The Human Genome Project found all humans to have a 99.9 % similar genetic content and identity, but this is challenged by a new more detailed research suggesting a higher genetic diversity, with further medical and evolutionary implications.
Previous studies focused on analyzing polymorphism (variation) in DNA nucleotidic bases. But the new approach tackled deletions or duplications of code among relatively long sequences of individual DNA and then compared the so-called copy number variations (CNVs) across individuals from different human breeds. This method uncovered a complex, higher-order variation in the code and better explains why some populations or races are vulnerable to certain diseases and respond well to specific drugs, while counterparts swiftly fall sick or never respond to treatment.
Two technical breakthroughs, a faster, accurate sequencing of DNA and a powerful software programme to spot the CNVs allowed the new approach. 1,447 CNVs were located in roughly 2,900 genes, which means around 12 % of the human DNA. "Each one of us has a unique pattern of gains and losses of complete sections of DNA," said Matthew Hurles from Britain's Wellcome Trust Sanger Institute. "One of the real surprises of these results was just how much of our DNA varies in copy number. We estimate this to be at least 12 % of the genome."
"The copy number variation that researchers had seen before was simply the tip of the iceberg, while the bulk lay submerged, undetected.

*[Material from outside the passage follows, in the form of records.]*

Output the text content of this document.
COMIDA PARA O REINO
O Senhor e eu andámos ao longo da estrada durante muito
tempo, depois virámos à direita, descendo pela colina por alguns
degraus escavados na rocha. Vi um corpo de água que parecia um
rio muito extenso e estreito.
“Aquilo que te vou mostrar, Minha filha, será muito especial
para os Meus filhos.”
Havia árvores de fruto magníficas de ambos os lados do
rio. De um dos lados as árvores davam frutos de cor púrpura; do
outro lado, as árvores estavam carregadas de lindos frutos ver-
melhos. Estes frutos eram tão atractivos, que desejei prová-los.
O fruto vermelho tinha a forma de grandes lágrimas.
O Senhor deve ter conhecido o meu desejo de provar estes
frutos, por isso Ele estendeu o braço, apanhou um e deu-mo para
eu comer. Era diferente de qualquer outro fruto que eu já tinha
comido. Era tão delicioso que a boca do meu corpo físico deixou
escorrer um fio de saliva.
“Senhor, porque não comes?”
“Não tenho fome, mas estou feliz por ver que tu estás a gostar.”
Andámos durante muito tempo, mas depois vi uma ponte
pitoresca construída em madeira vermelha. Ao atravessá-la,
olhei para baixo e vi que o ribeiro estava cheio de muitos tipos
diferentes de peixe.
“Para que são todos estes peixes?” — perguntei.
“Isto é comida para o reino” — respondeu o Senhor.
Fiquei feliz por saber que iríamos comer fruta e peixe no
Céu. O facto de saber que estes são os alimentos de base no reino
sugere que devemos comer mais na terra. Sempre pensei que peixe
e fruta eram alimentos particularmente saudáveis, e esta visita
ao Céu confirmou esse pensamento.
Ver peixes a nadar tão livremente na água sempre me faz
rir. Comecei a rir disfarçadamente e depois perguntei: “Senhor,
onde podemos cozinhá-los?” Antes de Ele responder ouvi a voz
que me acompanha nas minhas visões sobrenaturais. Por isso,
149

We now appreciate the immense contribution of this phenomenon to genetic differences between individuals."
Some missing or duplicated DNA fragments are very large, thus CNVs might have a big impact on gene expression. About 16 % of genes related to disease have been found to possess CNVs, like those involved in the rare DiGeorge, Williams-Beuren and Prader-Willi syndromes or more common schizophrenia, cataracts, spinal muscular atrophy and atherosclerosis. But kidney disease, Parkinson's, Alzheimer's and vulnerability to malaria and the human immunodeficiency virus (HIV), which recent research has blamed on single-letter variations in the gene code, are also suspected for CNVs. "The stage is set for global studies to explore anew... the clinical significance of human variation," said Huntington Willard at Duke University in North Carolina.
The new data also shows that our species is so recent that the vast majority of CNVs, around 89 %, was found to be shared among the 269 people belonging to Mongoloid Race (Japanese and Chinese), African Negroid (Yoruba Nigerians) and Caucasoid (of Northern and Western European ancestry). But there are also widespread specific differences in CNVs according to the race and even inside the same race according to population (geographical origin). This means that over 200,000 years or so, natural selection favored subtle variants allowing different humans populations to adapt to their different environments, with specific climate, pathogens, and food resources.